Fall in love with him yourself by watching these two video clips. The footage may be a bit dodgy but marvel at the Kop crowd surge when he scores his first goal and watch out for a wonder goal at Tottenham.

Terry McDermott had class, a gold chain, a perm and a bushy moustache - what more do you want from a player?

Oooh, before I move on, here's another classic McDermott goal in the list of contenders for the 1980/81 goal of the season competition - the season John Rains entered my world.

John Rains had class, a perm, a gold chain and a big bushy moustache, meaning he ticked as many boxes for me as the Liverpool legend, and better still, he was captain of my local team.

Sadly the perm wasn't a permanent fixture for JR but his class most definitely was.

I have a lot to thank him for, not least the time he made the 278.54 mile journey home (according to the RAC) from Scarborough in 1987 more bearable by nicking a late leveller for Sutton in an FA Trophy clash just as I had given up hope and was edging towards the exit with my hands in my pockets.

Rainsy's goal allowed me to dream about Wembley for a bit longer which was great because I wanted the Amber and Chocolates to get to the famous Twin Towers above all else.

Sutton lost the replay a few days later but at least the journey home only took 15 minutes.

JR typified the Sutton team of the 1980s - the team I grew up with. He led the side out at Wembley in 1981 and led them into uncharted territory in the GM Vauxhall Conference. He was strong, vocal, a great defender, a handy striker and the kind of guy a manager like Barrie Williams would build his team around before the big man himself went on to build Sutton teams of his own, notably in 1999 and 2005.

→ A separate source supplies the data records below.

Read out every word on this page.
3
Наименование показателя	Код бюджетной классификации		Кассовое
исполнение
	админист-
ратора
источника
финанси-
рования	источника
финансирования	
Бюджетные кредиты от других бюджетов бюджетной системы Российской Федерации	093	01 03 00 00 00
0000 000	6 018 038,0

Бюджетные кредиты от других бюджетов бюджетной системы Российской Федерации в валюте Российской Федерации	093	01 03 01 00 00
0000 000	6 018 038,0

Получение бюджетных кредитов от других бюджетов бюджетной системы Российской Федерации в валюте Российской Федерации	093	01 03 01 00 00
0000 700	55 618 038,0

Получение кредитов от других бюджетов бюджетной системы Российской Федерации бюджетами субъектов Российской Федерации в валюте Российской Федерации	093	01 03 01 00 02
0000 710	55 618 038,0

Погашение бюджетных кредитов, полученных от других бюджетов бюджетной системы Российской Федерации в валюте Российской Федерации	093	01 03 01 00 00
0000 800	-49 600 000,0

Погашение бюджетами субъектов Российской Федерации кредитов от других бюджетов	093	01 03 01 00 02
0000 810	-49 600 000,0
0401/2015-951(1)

We'll all miss Rainsy and his moustache.

Since Sutton played Notts County I have to confess I've only seen three games, and one of them was Godalming Town v Walton Casuals.
As I stagger out of the clubhouse for the
second half all eyes are on Godalming Town's
game with Walton Casuals who, I was told,
had just scored twice.

Walton won 2-0 with goals in the 46th and 50th minutes. Unfortunately I missed both of them while finishing a pint of John Smiths in the clubhouse.

I did see Sutton's win over Havant and Waterlooville (2-0) and the draw (1-1) against Eastbourne Borough but the latter was a test of endurance that Bear Grylls would have been proud of.

I watched the game wearing a pair of wet socks after I'd walked onto a soaking bathroom floor before dashing off to get the bus to Gander Green Lane. It was only once I was on the bus that I realised the extent to which my socks were sopping.

I really don't recommend it to the thrill-seekers among you, it's not a pleasant experience. Stick to base jumping or wingsuit flying.

Not sure what wingsuit flying is? Google it. You'll all be at it soon.

The Amber and Chocolates have responded well to their 6-1 demolition at Dartford with two consecutive clean sheets to keep the points tally ticking over.

Two 0-0 draws at both Welling and Hampton and Richmond are not to be sniffed at, even if they did make for two relatively boring Saturday afternoons following proceedings on Twitter.

We're at the business end of the season now and we'll soon find out what the team that Dos built is made of. If you ask me, they've done bloody well so far.